Haruka olhou para seu segunda-classe como se ele tivesse crescido uma cabeça adicional. Era perturbador como ele estava certo sobre fazerem as pazes após uma briga tomando chá juntos, e ainda mais perturbador que ele tivesse adivinhado aquela noite quando Akihito parecia determinado a partir, mesmo sem Haruka, e decidira compartilhar uma bebida com ela porque passariam um bom tempo sem se ver. Na metade da garrafa de sakê ele admitiu que não estava lidando bem com a ideia da separação.

— Por favor, maninha, eu imploro! Kyoto já foi ruim o bastante, mas Hong Kong é ainda mais longe. Eu preciso de pelo menos uma pessoa que me conheça pra me manter são!

E ela havia cedido.

Mas a teoria de Daisuke não fazia sentido e, voltando ao presente, ela explicou porque:

— Akihito não tem uma técnica sanguínea.

— Como você sabe?

— Porque quando ele dá o sangue dele para as pessoas, nada acontece!

Normalmente ela apreciava quando Daisuke se interessava pela vida dela e assuntos vampiros, mas a discussão daquela noite estava ficando ridícula.

Daisuke balançou a cabeça.

— Não é porque ninguém ficou com cabelo azul ou adquiriu uma alergia alimentícia extrema que nada aconteceu. Eu e você sabemos que o Wilson tem alguma técnica, mas o Akihito nunca tinha suspeitado disso, e muito menos descobriu do que se trata.

Haruka percebeu, com um sentimento de culpa, que não informara o irmão sobre a descoberta. No dia que Daisuke lhe contara havia parecido maravilhoso: saber de alguma que Akihito não sabia! Mas agora que a novidade do fato havia passado, parecia mesquinho continuar escondendo isso dele.

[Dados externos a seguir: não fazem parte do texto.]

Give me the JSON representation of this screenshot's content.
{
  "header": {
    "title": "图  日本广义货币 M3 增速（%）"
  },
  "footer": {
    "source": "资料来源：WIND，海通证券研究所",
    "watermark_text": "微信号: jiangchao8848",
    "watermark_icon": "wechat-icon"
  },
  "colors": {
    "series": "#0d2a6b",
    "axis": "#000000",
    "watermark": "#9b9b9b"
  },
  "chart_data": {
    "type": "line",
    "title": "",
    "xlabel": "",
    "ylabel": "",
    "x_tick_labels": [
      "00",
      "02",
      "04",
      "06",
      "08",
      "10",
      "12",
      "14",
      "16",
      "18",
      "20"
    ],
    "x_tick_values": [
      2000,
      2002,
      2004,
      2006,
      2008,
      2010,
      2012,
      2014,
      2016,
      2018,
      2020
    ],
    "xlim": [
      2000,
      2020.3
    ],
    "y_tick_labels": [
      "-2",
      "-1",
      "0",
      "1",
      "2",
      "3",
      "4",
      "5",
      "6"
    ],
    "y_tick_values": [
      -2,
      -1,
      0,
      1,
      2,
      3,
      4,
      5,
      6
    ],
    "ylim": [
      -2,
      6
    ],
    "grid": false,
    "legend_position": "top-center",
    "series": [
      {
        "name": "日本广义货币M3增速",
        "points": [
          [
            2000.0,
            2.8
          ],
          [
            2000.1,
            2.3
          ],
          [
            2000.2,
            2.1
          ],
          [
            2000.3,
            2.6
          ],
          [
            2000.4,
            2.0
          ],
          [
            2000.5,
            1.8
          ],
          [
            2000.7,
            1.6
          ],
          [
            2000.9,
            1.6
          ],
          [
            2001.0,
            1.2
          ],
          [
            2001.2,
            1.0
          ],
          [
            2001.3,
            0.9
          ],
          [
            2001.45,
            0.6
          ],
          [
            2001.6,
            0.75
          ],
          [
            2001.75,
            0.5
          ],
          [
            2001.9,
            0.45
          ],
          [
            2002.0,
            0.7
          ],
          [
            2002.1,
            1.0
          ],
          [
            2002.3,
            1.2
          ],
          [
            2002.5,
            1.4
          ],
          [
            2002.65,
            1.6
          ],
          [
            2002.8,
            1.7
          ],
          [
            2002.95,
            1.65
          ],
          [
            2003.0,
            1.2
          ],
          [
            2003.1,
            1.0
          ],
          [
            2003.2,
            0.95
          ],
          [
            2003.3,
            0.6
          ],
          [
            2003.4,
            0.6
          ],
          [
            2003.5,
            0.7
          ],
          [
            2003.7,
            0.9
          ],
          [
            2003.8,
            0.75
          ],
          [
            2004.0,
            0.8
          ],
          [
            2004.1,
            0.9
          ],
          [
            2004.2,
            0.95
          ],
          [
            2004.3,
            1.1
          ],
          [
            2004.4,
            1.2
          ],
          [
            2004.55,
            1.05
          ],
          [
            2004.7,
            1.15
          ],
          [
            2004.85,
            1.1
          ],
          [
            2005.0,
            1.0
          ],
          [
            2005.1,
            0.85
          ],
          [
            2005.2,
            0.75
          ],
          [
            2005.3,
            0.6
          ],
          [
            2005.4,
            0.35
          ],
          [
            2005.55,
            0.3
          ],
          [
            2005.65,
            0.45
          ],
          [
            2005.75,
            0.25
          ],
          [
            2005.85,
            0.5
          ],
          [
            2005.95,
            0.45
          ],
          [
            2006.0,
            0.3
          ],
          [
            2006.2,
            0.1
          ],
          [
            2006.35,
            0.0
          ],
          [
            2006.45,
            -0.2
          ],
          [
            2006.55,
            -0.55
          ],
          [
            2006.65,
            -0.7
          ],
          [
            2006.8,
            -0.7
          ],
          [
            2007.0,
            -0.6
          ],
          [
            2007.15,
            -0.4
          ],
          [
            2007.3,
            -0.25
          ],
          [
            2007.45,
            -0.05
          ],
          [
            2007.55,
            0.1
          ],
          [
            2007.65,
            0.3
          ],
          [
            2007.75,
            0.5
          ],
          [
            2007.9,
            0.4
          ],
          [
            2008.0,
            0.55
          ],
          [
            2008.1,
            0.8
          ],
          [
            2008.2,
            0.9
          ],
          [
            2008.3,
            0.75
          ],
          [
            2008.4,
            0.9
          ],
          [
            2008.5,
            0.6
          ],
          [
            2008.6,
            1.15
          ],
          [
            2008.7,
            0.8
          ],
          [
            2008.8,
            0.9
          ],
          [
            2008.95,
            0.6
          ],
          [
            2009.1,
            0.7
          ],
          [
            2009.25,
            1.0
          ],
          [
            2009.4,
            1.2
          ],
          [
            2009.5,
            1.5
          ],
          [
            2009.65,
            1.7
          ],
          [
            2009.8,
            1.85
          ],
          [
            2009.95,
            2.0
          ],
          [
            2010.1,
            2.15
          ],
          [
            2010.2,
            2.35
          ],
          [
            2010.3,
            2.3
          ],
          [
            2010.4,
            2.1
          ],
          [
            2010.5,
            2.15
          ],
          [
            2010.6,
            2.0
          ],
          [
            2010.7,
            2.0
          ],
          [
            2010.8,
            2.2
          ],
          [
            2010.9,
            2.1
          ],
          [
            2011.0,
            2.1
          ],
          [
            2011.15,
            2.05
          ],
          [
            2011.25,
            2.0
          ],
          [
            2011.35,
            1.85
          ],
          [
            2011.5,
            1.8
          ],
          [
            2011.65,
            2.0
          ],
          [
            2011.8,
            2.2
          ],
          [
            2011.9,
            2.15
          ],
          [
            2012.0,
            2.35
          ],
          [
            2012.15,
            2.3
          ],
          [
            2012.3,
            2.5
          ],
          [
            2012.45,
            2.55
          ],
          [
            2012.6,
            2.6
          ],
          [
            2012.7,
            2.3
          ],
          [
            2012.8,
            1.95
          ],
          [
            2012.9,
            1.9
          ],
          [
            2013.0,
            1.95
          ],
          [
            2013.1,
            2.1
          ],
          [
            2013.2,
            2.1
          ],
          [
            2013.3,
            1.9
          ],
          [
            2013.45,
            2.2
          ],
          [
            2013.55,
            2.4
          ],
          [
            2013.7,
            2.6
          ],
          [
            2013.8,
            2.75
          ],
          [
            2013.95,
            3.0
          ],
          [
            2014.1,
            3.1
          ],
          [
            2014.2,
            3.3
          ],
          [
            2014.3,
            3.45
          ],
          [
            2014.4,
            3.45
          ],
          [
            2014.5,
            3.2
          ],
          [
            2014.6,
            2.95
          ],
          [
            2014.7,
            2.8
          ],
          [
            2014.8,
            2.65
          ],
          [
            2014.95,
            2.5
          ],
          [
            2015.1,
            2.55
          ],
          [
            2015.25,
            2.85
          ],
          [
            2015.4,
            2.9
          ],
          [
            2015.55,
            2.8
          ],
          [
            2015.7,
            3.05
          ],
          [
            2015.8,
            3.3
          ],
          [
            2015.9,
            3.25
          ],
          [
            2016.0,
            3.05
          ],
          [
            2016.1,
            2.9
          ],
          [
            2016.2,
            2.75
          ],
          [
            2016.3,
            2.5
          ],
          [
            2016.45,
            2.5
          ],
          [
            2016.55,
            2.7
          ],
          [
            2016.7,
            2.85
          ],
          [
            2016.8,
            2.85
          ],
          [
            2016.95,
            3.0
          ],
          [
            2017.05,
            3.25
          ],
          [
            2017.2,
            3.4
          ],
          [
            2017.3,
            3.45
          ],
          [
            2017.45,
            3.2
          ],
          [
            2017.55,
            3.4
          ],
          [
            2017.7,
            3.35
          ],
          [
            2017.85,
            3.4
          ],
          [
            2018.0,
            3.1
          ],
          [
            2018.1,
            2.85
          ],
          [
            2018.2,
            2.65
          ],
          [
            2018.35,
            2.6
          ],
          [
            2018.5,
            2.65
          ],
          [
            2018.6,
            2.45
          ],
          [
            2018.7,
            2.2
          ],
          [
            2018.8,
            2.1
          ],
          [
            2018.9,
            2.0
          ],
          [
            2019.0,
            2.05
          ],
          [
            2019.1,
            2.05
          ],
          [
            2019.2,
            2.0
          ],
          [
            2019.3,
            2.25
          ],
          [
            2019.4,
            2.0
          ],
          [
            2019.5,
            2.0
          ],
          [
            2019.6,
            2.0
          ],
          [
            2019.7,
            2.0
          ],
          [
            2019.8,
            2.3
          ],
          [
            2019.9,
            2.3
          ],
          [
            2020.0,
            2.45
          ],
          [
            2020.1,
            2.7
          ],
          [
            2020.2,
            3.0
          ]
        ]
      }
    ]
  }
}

— Daisuke, meu irmão não tem uma habilidade sanguínea secreta. E mesmo que ele tivesse, ele jamais a usaria em mim.

— Ele já usou! É por isso que você deixa ele controlar a sua vida!

— Basta.

O tom de Haruka foi final, mas Daisuke estava envolvido demais na própria teoria para perceber.

— Estou dizendo, “beber para comemorar um acordo” é só uma desculpa pra ele conseguir algum tipo de controle extra sobre as pessoas. Eu ainda não sei que tipo, mas…

O tapa de Haruka o mandou voando até a parede. Os olhos dele se arregalaram, e a vampira sabia que ele estava se lembrando da noite em que fora punido.

Ela ainda estava decidindo se devia ou não repetir o feito, quando o barulho atraiu passadas apressadas pelo corredor.

— Maninha, você está bem?

— Eu estou, Aki. — ela respondeu, conforme ele entrava.

Daisuke se levantou devagar olhando de um puro-sangue para o outro. Haruka se dirigiu a ele.

— Você precisa se colocar no seu lugar, Daisuke. Você tem uma hora pra deixar a minha casa. Você está banido.

***

Haruka estava alterada, e com Akihito e Kim como testemunhas não haveria diálogo.

Daisuke não tinha uma mala para transportar seus poucos pertences, e os vampiros não lhe providenciariam uma. Ele partiu com apenas seu caderno e o carregador de celular enfiados nos bolsos.

E então Daisuke correu, porque aquele território pertencia a Akihito, e se dependesse do puro-sangue ele não sobreviveria para ver Haruka chamá-lo de volta.